We swoon just thinking of Henrique Oliveira’s work. The Brazilian native is known for massive sculptural installations of tangled roots, bursting forth from and wrapping through rigid non-organic spaces. Sharp gallery walls and beams erupt into gripping tendrils of wood to provoke transformative interactions with the surrounding architecture.
What is so successful about Oliveira’s installations is their ability to create fundamentally surreal spaces. There is no post-apocalyptic feeling of overgrowth through abandoned industrialism— which is a common product of incorporating root-like webs in structured man-made environments. Rather, it’s as if the room itself is growing and reaching. It’s the opposite of industrial violation by nature, it’s a world in which the stark manufactured coldness of modern architecture is alive with new found organicness.

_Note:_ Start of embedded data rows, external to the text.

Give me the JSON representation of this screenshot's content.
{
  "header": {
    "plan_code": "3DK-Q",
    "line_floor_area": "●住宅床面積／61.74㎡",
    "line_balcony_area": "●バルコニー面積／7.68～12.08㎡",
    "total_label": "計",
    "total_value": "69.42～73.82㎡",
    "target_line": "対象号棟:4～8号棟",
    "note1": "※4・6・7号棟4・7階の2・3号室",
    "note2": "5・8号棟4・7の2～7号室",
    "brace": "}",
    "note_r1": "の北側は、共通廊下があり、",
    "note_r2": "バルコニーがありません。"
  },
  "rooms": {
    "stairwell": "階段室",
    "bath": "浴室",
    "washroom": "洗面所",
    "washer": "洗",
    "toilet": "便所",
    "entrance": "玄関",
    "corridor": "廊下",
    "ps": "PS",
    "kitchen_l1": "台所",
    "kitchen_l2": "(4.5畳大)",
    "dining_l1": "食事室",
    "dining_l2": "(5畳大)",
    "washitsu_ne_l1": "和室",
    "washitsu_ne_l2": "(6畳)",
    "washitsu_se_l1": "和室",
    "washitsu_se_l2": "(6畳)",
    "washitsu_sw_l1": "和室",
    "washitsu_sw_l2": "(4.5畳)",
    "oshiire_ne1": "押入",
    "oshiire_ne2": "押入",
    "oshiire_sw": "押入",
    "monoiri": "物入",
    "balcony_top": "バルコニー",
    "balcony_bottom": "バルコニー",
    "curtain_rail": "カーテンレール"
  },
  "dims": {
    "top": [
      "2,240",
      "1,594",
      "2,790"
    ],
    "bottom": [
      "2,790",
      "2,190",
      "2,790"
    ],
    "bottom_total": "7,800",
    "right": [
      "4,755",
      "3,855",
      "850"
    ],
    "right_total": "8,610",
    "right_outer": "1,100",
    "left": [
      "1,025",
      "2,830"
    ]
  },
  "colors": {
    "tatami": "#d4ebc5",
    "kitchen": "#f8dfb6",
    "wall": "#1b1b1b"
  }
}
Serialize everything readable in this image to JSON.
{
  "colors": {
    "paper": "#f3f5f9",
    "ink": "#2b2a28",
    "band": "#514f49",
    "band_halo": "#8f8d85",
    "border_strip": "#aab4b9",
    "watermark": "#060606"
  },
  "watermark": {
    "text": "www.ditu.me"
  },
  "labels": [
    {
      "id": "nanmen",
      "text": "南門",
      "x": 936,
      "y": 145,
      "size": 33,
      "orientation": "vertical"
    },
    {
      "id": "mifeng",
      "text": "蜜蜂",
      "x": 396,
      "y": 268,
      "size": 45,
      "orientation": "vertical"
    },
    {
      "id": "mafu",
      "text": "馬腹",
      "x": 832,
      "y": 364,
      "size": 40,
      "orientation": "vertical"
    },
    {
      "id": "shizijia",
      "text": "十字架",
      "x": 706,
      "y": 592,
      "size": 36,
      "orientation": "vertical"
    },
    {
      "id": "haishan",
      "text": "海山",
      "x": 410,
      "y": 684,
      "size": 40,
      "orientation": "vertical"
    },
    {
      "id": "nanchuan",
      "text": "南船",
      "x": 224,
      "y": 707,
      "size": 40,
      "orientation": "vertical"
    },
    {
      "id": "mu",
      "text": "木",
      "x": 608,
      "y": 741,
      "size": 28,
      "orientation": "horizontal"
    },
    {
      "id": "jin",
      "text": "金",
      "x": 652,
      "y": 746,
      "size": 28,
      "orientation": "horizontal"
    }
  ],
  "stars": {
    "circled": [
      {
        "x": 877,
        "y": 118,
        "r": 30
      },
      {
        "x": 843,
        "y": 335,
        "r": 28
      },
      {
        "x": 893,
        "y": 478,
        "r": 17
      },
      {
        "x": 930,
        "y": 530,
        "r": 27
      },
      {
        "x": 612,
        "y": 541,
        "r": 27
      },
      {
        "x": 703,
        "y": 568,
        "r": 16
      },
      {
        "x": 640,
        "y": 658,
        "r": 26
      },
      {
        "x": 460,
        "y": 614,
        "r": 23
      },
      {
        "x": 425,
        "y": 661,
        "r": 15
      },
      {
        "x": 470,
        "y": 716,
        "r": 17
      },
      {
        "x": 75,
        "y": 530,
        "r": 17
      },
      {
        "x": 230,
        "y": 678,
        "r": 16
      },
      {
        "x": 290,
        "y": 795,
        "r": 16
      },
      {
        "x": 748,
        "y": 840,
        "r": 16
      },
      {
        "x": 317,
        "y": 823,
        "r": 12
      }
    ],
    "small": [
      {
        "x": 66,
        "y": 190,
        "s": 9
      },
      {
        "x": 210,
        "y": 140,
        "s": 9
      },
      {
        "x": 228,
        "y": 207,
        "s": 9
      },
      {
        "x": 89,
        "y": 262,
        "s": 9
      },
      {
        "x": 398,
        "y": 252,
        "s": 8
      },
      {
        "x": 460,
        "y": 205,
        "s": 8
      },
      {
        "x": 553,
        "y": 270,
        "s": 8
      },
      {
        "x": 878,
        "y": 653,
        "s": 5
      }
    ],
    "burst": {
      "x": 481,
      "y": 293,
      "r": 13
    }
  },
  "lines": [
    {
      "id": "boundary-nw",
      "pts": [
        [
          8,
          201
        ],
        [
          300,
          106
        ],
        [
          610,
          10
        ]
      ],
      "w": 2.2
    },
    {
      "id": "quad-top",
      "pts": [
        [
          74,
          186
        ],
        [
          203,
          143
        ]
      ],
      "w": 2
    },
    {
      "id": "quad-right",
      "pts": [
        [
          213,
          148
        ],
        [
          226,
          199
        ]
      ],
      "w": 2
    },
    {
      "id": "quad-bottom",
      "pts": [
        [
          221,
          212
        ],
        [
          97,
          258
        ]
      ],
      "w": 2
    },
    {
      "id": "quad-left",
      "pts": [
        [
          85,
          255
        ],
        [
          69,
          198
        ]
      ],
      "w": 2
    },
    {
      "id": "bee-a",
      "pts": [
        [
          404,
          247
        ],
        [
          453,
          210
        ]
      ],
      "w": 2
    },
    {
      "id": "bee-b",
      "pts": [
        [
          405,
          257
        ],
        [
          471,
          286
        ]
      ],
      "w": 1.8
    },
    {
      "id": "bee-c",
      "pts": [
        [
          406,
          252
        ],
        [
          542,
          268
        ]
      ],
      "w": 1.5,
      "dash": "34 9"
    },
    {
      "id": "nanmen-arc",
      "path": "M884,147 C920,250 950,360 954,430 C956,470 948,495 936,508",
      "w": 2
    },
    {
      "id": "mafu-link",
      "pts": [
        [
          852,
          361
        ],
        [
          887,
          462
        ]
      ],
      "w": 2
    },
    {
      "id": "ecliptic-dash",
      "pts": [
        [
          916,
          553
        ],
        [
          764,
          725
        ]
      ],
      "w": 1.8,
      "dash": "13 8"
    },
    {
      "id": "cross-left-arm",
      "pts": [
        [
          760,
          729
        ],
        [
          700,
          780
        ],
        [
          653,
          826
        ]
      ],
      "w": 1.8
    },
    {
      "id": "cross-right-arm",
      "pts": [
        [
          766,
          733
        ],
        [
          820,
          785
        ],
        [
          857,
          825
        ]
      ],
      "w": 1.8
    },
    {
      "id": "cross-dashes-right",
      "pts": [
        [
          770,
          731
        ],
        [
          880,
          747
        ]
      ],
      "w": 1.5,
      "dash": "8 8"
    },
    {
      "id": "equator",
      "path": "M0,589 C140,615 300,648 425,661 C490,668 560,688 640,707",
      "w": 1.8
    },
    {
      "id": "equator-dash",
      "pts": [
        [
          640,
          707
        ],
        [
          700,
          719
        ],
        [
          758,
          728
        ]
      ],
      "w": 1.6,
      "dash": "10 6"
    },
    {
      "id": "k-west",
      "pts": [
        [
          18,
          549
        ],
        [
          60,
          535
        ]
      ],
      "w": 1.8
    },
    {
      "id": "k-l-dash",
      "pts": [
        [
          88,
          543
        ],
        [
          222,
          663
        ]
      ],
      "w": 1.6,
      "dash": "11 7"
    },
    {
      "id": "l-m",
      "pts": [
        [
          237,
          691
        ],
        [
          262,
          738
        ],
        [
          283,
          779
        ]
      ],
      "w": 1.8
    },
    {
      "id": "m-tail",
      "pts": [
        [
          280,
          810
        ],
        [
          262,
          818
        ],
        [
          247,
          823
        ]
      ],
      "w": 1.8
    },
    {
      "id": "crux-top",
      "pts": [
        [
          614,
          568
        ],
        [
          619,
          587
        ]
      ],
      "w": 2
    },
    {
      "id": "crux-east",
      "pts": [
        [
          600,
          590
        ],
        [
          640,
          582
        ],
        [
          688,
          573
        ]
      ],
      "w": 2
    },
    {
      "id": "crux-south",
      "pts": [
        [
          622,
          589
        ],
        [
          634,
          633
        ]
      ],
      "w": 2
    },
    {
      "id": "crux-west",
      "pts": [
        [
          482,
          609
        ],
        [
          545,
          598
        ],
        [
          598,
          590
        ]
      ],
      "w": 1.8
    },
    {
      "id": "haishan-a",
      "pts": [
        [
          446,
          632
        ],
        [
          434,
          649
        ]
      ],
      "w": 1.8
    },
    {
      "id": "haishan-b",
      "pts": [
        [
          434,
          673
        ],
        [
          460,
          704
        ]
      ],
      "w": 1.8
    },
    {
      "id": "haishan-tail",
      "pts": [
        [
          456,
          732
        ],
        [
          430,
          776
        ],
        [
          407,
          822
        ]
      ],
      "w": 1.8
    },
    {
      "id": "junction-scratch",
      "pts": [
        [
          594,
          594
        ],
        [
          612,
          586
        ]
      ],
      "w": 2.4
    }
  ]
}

We first experienced Oliveira’s genius at the Van de Weghe gallery on Madison Avenue. Accessible only by a door tucked away, the gallery is easy to miss even to those who are actively looking for it. Walking into a typical commercial space, we found our way to a tiny and seemingly ancient elevator and pressed the button to take us up to the floor that housed the Gallery. When the door opens, we were met with a completely transformed space. Every visible surface had been covered with mangled uneven wood that framed a strongly unapologetic vein of roots, which branched horizontally though the gallery room. The smell was incredible. In the heat of NYC summer, the wood was rich and spicy and transported us somewhere rustic and unfamiliar. We were allowed to move through the root system, ducking below and climbing around outstretched arms of wood (careful to not trip on the uneven floor boards that seemingly ruptured to accommodate the roots) to find our way behind the structure and felt slightly pinned by this organic invasion. It was truly incredible. The moment the door of the elevator opened we completely forget that we were in the heart of bustling and scorching Manhattan.
Oliveira’s ability to transform in both a powerful yet comforting way captures everything we love about Mother Nature. We feel simultaneously unsettled and captivated. Further more, experience aside, the installations are breathtaking for their scale and flawless construction alone. Individual boards become effortlessly fluid curves that tower over us and that contrast of rigidity and motion is fantastic. Oliveira presents us with a surrealist hybridized landscape of industrial architecture and explosive nature and we hope you find an opportunity to adventure, even briefly, into his world!